Another reason The Canterbury Tales are worth reading is the
very clever interconnections between stories. You can pick and read individual
tales with isolated pleasure, but Chaucer designed them to link to each other.
Different stories respond to each other and build upon each other, echo or
challenge each other. Five of them in the “Marriage Group” are actually a
debate about what makes a happy marriage, with the Wife of Bath arguing female
control is best, the Clerk presenting a worst-case scenario for a submissive
wife, the Merchant arguing that all marriage is generally awful and filled with
deception no matter what you do, and the Franklin (on the surface) arguing for
equality through generosity, but (below the surface) changing the debate to be
about what constitutes nobility, and why parvenu generosity like his own makes
him an equal to hereditary aristocracy.
Other groupings appear throughout the larger collection as well,
and that ever-growing interconnection culminates in the Nun’s Priest’s Tale,
which systematically explores the themes of all the earlier tales—questions of
destiny vs. free will; social order and nobility; what women really want in
marriage and what makes a relationship work, and so forth. However, the Nun’s
Priest puts the entire debate in the mouths (beaks?) of farmyard fowl,
deflating the pretensions of the whole endeavor, even as his characters quote
bits from earlier tales, or in the case of the Wife of Bath, elevate her to
equality with Aristotle. There’s something supremely silly about a rooster’s
pretensions in citing classical philosophers with his wife, Lady Pertalote.
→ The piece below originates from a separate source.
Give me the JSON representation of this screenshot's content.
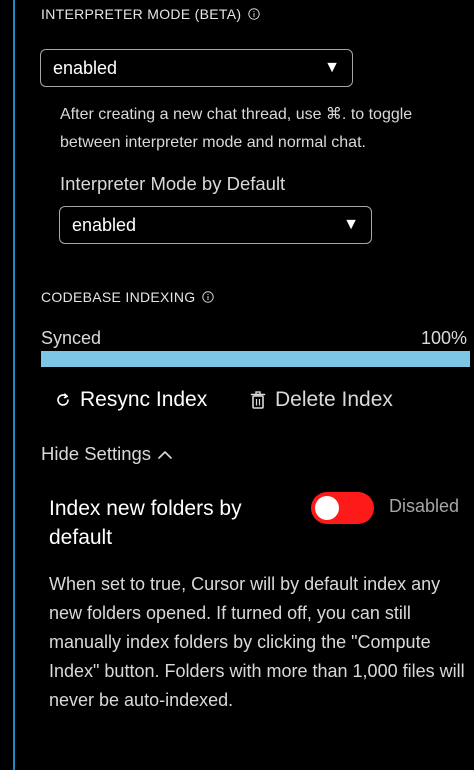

The Canterbury Tales, if you are paying attention, is a massive,
interconnected circuit of allusions to each other in delightful and surprising
ways.
Last of all, the reason The Canterbury Tales are worth reading
is that they are about the pilgrimage of life: la pelinerage humain. Saint
Augustine and some later medieval French poets used the same symbolism, but
Chaucer does it with panache. It’s not just a story about a bunch of tourists
who start out in a bar and then make their way to Canterbury to see a stuffy
old shrine. It’s a story about the brief journey of existence we have with our
fellow humans—how we begin our lives in one place, but wander, get lost,
quarrel, and slowly and surely end up in another place in spite of ourselves.
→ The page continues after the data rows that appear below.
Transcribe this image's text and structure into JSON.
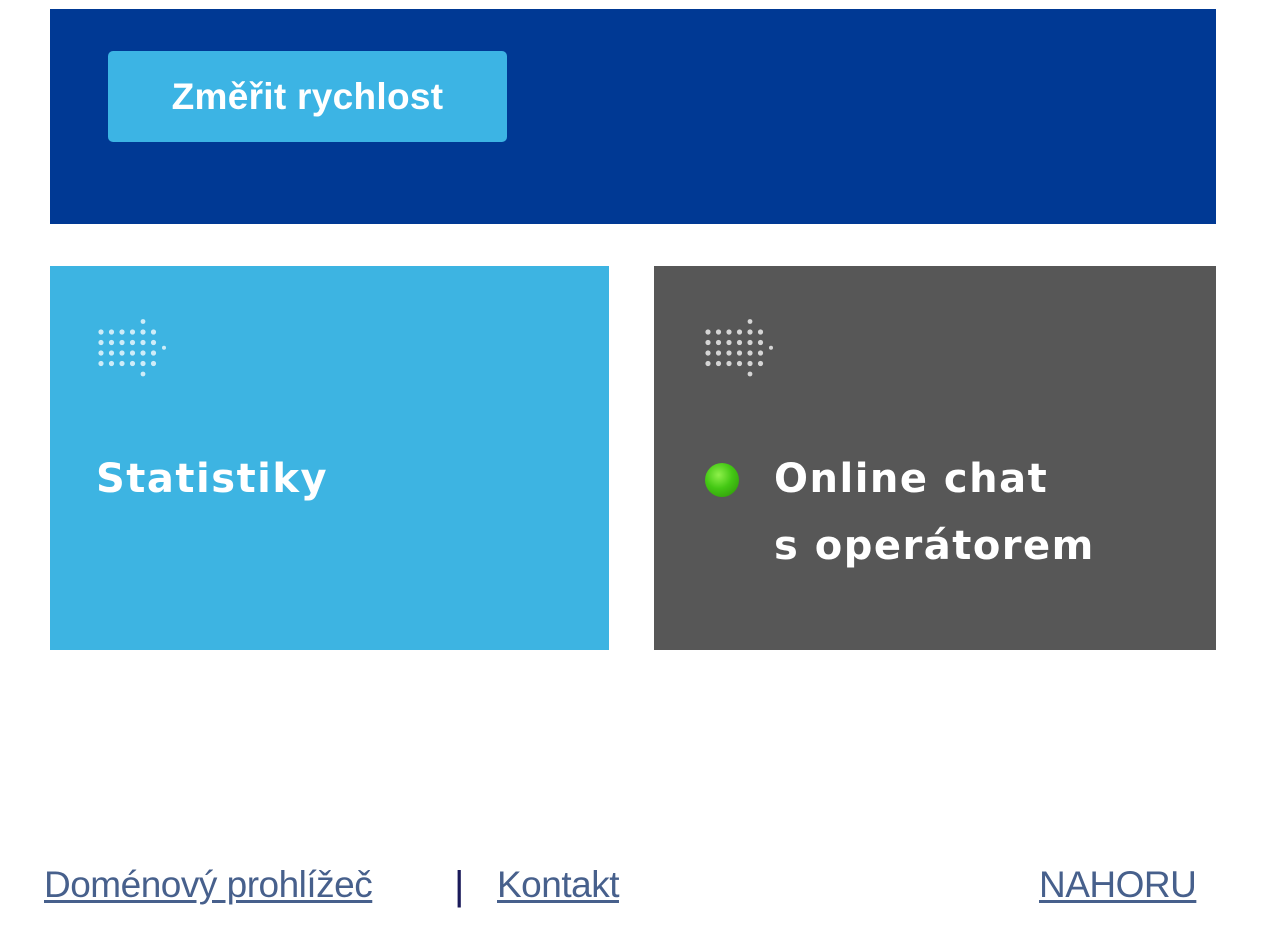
{
  "banner": {
    "speed_button_label": "Změřit rychlost"
  },
  "tiles": [
    {
      "title": "Statistiky",
      "icon": "dots-arrow-icon",
      "background": "#3db4e2"
    },
    {
      "title_line1": "Online chat",
      "title_line2": "s operátorem",
      "icon": "dots-arrow-icon",
      "status_icon": "online-status-dot",
      "status_color": "#44c814",
      "background": "#575757"
    }
  ],
  "footer": {
    "links": [
      {
        "label": "Doménový prohlížeč"
      },
      {
        "label": "Kontakt"
      }
    ],
    "separator": "|",
    "top_link": "NAHORU"
  },
  "colors": {
    "banner": "#003994",
    "button": "#3cb4e4",
    "link": "#47608c"
  }
}
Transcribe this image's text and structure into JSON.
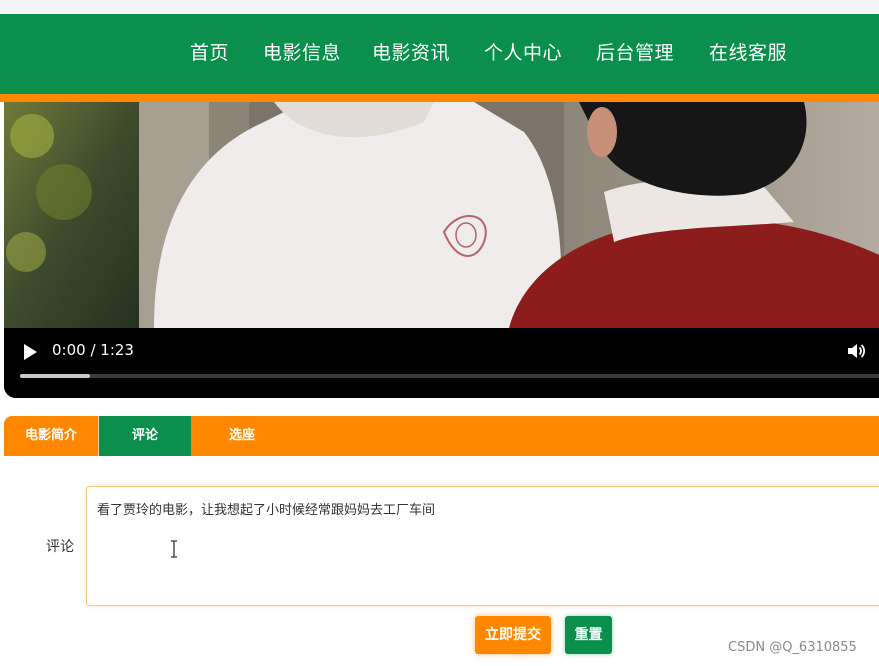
{
  "nav": {
    "items": [
      {
        "label": "首页"
      },
      {
        "label": "电影信息"
      },
      {
        "label": "电影资讯"
      },
      {
        "label": "个人中心"
      },
      {
        "label": "后台管理"
      },
      {
        "label": "在线客服"
      }
    ]
  },
  "video": {
    "time": "0:00 / 1:23",
    "progress_fraction": 0.08,
    "icons": [
      "play-icon",
      "volume-icon"
    ]
  },
  "tabs": [
    {
      "label": "电影简介"
    },
    {
      "label": "评论",
      "active": true
    },
    {
      "label": "选座"
    }
  ],
  "form": {
    "comment_label": "评论",
    "comment_value": "看了贾玲的电影，让我想起了小时候经常跟妈妈去工厂车间",
    "submit_label": "立即提交",
    "reset_label": "重置"
  },
  "watermark": "CSDN @Q_6310855",
  "colors": {
    "nav_bg": "#0b8f4d",
    "accent_orange": "#ff8800",
    "accent_green": "#0b8f4d"
  }
}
The Canterbury Tales are about how we start the day fresh in the
first morning, walking along, and learning to get along with each other as we
quarrel and argue and tell dirty jokes and insult each other and debate deep
spiritual matters and work through “that auld, auld dance” of human
relationships. Sometimes, we kiss and make up (like the Pardoner and Harry
Bailey). Sometimes, we are greeted by new fellow wayfarers (like the Canon and
the Canon’s Yeoman).
However, as the road goes on, we know that our journey will end
by the last sunlight of the third day as our shadows stretch out twelve feet
behind us and we dimly see the gates of Canterbury-that’s-really-Heaven, life’s
ultimate pilgrimage destination. Then, the Parson pauses, and he says he will
“knit up all this feast with a merrie tale,” the tale of how we can save our
souls through faith.
The Parson’s sermon is so to the point that the fictional voice
of the poet himself stops the sequence of narrative, ends the storytelling
contest, and retracts his previous works, and begs his audience that—if
anything he said had any value to the reader, that they light a candle for him
and say a prayer for Chaucer’s soul.
Chaucer is probably the author who has most impacted my thinking
and my love of literature. Every October 25th, even though I’m not Catholic, I
go to a Catholic church to light a candle for him.